Classes are finally over! It took literally two days for that realization to sink in. Now I'm in a weird transition period, where I know I'm going home for the holidays in a week, and I still feel like I need to get some research done. It's one of the few times a year where I get a chance to step back and look at where I am. The rest of the year we just repeat the same answers, over and over, like a robot, to those same questions that you don't really know how to answer anyway. How's research? When are you going to graduate? How are classes? Uh... pretty good, about a year, pretty interesting. But what am I really doing, where am I going, what is my plan? What am I doing with my life? Do I repeat the same answers again and again because I still want the same things, or because I tell myself I want those things even when my mind starts to change? If I repeat them enough, does it stay true?
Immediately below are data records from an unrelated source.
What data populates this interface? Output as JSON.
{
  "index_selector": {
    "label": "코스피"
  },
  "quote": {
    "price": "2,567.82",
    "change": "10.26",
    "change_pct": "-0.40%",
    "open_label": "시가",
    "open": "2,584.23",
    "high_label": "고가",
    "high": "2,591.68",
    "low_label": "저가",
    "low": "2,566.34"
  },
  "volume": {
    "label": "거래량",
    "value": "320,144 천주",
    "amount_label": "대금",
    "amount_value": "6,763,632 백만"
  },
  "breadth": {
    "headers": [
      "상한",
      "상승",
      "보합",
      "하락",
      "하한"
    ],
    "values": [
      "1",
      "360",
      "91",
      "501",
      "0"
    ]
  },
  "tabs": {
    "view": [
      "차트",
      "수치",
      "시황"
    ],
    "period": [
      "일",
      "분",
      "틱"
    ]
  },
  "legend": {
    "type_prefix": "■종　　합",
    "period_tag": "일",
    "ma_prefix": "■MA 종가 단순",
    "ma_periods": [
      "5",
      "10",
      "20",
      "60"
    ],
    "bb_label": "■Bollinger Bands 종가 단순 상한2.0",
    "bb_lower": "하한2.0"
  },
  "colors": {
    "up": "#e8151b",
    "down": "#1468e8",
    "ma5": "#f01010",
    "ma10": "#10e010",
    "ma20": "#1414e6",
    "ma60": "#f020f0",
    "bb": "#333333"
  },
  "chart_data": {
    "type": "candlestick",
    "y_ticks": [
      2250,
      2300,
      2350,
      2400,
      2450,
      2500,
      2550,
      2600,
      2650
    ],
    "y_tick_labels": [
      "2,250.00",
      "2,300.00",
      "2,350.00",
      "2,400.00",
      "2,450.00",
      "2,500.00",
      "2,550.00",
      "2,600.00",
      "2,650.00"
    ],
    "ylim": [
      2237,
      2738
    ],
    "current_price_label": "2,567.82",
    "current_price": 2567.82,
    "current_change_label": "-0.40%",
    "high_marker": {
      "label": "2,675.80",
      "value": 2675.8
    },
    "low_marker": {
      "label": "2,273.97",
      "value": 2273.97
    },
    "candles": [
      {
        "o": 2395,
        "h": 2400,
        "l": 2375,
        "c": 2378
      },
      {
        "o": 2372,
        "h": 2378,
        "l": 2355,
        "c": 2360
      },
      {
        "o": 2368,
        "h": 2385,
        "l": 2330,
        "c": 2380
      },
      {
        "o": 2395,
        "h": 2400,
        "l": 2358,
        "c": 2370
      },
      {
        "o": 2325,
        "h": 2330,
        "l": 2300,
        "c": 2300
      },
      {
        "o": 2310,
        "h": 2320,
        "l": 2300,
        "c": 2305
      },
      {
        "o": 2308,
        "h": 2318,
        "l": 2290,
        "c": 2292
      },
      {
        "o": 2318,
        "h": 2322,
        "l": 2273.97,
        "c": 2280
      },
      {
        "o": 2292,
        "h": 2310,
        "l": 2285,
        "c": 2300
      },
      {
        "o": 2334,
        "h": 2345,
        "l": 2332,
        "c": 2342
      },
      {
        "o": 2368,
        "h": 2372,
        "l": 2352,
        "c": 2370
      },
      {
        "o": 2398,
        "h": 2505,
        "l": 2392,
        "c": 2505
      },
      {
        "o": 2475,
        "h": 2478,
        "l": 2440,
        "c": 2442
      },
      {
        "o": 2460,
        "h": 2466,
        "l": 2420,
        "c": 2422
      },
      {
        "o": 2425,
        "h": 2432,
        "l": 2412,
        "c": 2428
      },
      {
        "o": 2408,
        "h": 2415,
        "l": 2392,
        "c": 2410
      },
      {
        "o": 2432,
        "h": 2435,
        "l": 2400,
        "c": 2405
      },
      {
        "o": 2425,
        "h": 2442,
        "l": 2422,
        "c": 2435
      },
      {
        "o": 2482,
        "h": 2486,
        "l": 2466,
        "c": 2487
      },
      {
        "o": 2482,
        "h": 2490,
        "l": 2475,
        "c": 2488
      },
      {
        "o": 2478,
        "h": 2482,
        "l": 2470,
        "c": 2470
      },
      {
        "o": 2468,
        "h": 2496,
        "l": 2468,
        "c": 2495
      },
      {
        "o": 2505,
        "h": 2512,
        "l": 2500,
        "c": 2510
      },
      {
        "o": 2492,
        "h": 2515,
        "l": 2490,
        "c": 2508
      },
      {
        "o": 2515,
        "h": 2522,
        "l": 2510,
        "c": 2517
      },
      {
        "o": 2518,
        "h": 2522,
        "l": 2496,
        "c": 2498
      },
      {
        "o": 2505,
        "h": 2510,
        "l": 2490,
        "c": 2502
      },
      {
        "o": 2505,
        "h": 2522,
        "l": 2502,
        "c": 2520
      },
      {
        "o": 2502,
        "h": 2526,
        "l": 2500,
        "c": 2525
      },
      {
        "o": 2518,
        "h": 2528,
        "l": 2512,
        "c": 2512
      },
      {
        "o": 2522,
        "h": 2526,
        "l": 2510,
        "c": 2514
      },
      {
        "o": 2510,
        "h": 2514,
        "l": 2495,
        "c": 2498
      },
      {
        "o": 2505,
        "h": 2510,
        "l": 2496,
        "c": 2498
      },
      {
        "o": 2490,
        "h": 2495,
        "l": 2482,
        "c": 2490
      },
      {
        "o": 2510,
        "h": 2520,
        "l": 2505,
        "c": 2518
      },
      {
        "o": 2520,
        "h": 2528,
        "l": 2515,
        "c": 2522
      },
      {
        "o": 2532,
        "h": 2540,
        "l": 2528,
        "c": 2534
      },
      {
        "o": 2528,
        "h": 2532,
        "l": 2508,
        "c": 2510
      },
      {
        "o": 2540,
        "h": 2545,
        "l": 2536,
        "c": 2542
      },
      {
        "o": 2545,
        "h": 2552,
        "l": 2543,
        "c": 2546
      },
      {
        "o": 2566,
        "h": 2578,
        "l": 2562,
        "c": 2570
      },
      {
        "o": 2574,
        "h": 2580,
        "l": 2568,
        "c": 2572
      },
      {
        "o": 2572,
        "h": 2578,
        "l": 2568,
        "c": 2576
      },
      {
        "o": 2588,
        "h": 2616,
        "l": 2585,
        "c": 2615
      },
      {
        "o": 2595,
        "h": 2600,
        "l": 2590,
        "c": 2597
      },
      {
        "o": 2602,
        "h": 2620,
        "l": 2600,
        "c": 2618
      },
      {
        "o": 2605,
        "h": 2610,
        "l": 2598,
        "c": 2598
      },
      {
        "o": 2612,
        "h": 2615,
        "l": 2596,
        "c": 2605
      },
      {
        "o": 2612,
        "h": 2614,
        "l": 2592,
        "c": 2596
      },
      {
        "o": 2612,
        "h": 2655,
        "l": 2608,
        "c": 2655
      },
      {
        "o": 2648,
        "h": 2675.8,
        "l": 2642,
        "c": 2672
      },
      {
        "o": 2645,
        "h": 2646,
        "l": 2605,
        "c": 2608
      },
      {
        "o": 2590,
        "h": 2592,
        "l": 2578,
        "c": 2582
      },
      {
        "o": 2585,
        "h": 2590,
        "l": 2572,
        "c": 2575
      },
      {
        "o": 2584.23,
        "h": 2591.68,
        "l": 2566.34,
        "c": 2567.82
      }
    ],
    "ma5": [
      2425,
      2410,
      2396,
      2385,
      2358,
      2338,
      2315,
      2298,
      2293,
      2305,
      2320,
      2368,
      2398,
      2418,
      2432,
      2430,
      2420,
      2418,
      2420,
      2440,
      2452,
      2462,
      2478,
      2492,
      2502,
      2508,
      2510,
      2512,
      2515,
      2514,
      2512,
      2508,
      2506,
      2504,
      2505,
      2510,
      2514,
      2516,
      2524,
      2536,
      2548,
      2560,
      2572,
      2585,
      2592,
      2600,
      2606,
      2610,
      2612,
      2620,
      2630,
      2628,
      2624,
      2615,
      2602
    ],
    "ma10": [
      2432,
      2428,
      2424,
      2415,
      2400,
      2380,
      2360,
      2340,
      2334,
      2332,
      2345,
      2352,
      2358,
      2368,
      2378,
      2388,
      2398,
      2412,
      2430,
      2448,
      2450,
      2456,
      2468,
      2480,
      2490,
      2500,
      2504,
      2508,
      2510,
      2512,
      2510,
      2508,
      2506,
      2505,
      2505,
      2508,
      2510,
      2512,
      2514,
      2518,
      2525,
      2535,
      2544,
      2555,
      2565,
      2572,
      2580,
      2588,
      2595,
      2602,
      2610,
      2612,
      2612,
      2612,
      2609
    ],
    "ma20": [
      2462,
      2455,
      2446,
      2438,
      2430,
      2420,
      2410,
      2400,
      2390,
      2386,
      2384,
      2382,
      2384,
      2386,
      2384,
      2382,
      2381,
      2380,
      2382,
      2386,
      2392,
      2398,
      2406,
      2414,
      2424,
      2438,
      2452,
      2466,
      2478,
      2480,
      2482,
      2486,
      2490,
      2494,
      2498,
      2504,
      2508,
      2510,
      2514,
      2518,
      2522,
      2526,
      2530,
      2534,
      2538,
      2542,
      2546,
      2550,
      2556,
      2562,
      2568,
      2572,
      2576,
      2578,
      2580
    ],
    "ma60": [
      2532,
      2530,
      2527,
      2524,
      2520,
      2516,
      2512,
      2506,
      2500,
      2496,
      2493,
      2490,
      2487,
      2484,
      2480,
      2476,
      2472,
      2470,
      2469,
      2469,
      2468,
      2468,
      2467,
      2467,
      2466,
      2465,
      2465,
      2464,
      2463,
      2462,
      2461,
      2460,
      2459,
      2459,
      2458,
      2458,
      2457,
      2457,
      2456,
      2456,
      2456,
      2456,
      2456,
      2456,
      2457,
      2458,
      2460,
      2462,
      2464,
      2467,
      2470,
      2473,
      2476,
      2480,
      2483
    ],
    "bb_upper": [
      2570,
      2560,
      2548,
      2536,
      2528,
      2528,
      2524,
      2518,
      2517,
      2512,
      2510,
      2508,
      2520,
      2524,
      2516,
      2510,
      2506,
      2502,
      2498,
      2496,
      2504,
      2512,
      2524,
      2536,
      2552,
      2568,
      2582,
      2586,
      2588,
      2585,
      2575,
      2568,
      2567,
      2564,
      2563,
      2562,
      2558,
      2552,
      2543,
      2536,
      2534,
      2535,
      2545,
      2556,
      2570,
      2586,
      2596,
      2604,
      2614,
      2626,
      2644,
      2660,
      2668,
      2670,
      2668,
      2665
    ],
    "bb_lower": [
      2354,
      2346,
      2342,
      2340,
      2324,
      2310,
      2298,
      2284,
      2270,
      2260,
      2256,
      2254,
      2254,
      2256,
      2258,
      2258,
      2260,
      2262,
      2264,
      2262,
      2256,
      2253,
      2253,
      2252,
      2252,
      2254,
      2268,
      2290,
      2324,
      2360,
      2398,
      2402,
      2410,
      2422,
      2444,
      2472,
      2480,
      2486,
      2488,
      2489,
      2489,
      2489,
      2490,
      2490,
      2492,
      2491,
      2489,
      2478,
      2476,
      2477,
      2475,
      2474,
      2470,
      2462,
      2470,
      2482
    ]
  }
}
The easiest thing to do is just stay entrenched in the work, the class projects and the experiments, such that there's no spare second to think too deeply about the purpose of one's life. Way too complicated and uncertain.
The other thing that frustrates me is how differently we act with different people. I think it's because once you get a read on someone's sense of humor, you start to say things that you know they'll get, and this is different for every person you know. But at the same time, why can't we be equally confident in talking to everyone? Maybe my new year's goal will be to stop being intimidated by people. And also to stop reading random news sites at 1am when I should be sleeping. My achilles' heel!
It's pouring outside and my pink rainboots have holes in them. The economy is not doing well, yet I am hopelessly in love with some $300 leather boots. Maybe I should carpool to Washington and ask for some money. But who's going to bail me out?